Spillages, exposure incidents, and reporting

HSE requires employers to plan and practise responses for foreseeable accidents and emergencies. In a care home this includes chemical spills, exposure to body fluids, splash injuries, damaged containers, broken tablets, medication spillages, waste leaks, and unsafe storage found during a shift.
Safe Management of Blood and Body Fluid Spillages HD
Immediate priorities
- Protect people first: keep residents, visitors and staff away from the hazard where necessary.
- Do not rush into the spill: identify the substance and check the local procedure.
- Use the correct equipment: the spill kit, PPE, decontamination products and waste route must match the hazard.
- Escalate quickly: especially if the substance is unknown, the spill is large, fumes are present, or someone has been exposed.

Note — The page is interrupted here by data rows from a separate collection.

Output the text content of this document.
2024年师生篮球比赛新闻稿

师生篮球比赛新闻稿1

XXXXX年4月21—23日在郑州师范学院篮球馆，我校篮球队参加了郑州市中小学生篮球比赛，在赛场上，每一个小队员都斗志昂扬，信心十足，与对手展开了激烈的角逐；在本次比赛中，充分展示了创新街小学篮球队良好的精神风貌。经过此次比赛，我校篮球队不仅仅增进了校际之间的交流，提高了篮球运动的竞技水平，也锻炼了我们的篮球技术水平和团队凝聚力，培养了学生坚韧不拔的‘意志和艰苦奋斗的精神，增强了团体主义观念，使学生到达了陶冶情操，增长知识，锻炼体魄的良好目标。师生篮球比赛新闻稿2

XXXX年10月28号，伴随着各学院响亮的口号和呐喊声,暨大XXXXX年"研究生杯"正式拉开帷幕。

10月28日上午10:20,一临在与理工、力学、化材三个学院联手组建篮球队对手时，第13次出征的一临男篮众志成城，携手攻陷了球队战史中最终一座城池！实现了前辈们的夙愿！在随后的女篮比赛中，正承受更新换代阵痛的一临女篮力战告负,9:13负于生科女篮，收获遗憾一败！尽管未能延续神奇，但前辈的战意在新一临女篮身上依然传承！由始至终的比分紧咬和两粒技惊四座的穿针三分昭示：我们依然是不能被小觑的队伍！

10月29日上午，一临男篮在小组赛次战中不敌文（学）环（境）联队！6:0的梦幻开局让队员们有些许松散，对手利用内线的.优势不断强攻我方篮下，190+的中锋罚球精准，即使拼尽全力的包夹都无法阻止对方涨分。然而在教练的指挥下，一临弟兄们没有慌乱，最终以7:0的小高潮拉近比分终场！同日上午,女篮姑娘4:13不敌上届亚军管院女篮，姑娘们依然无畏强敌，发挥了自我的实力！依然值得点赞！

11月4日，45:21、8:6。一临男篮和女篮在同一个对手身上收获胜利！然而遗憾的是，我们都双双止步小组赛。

- Record and report: near misses, symptoms, damaged storage and exposure incidents should be recorded so lessons can be learned.
Exposure incidents
If a substance enters the eyes, contacts skin, is swallowed, is inhaled, or passes through broken skin or a sharps injury, staff must follow the local first-aid and exposure procedure immediately. HSE cleaning guidance advises washing splashes to skin or eyes with plenty of water and seeking medical advice if irritation persists. The relevant safety data sheet and local procedure may give more specific instructions.
Safe spill response starts with stopping exposure. Identify the hazard, protect people, use the right equipment, escalate early, and record what happened so controls can improve.